After a wrong start Departure failed, NASA’s ingenious helicopter Completed its fourth successful flight On April 30thTh, Flying above the surface of the dusty volcanic orb and now calling home.

It is not entirely clear what the esteemed space agency plans for the copter beyond this space. Without a complete review package, it was an experimental stowage that was hidden in the abdomen of the rover of diligence. The nuclear-powered rover is the star of the show, the beginning of an eleven-year plan Let the beautiful Martian rocks return to Earth. Ingenuity is a prototype drone that aims to prove that flying on Mars is possible, despite the very thin atmosphere that makes Levitt much harder than it is in our beautiful, blue sky.

The general idea with each successive flight is to push the copter to its limit, to try more complex aerial maneuvers and to travel further from perseverance. Eventually, the ingenuity (reasonably) was expected to fall to the ground after being pushed too far. But now it seems that the first machine capable of controlled combat power in another world seems to be being rebuilt, giving it a more collaborative and creative way to do it before it ends up being mechanical debris in the dust.

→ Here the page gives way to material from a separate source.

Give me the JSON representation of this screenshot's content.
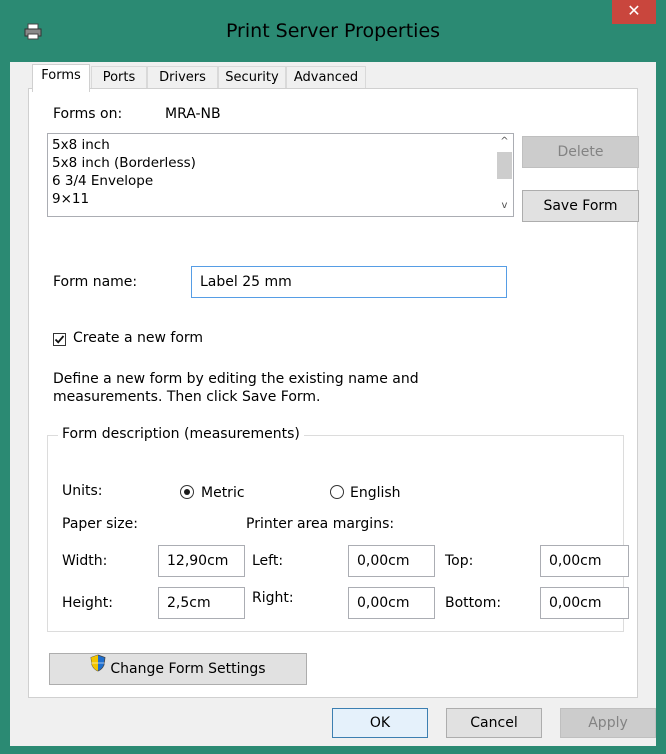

“The ingenious technology demonstration has been a huge success,” said Thomas Surbuchen, co-executive of NASA’s Directorate of Science Mission. Report Following the fourth flight. “As the intelligence is in better health, we plan to use it to benefit future aerial bases, while diligently advancing with the adjacent scientific goals of the rover team.”

Over the next two weeks two more test flights will enter the record books, and the ingenuity will engage in some of its aerial photography. After that, if the solar-powered drone is considered healthy, the ingenuity will stop being a demonstration of exemplary technology and begin to assist in the workings of diligence. It will send home a preview of what the rover’s future geological exploration sites will look like, which will diligently scout the front and perhaps help the rover navigate the landscape. Its camera systems allow you to capture multiple shots of the same object at different angles, allowing you to create 3D digital height maps.

None of this will significantly elevate the work of triggering the rocks of perseverance, but it is a great way to test aspects that will one day become an important feature of scientific research on Mars. But if you can not wait until the future comes, go to Iceland. There, over the next two years, scientists will experiment Next generation off-world rover and drone technology.

The prototype rover, already capable of full autonomy, not only with drones, but Led by By them. Said drones would fly over Icelandic territory at high speed (Something comparable to Mars’), Take photos of the soil below, create 3D maps of the terrain, and send the driving instructions back to the rover. They will go down to sites of scientific interest, model the sites themselves and use nails and drills, and bring those models back to the rover for detailed scientific analysis. If things seem credible, Rover will then go to the site to conduct a full investigation. Maybe one day, the rover will not be; Instead, the astronauts will exit Mars using their own smart drones.

That work in Iceland is just one of many technical demonstrations of what might come next on the next home Crimson orbit, and it would be fair to say a few years ago that it worked to see something real on Mars. For now, let us be satisfied with the remarkable work of Ingenuity, its engineers and pilots, and commend them for marking the beginning of a bold new chapter in planetary science.

Sophia Harrison

Part time worker

I'm Sophia Harrison working as a part-time staff at the Costco since the past year until I become as an author at the iron blade, hope I can use my experiences with the supermarkets here.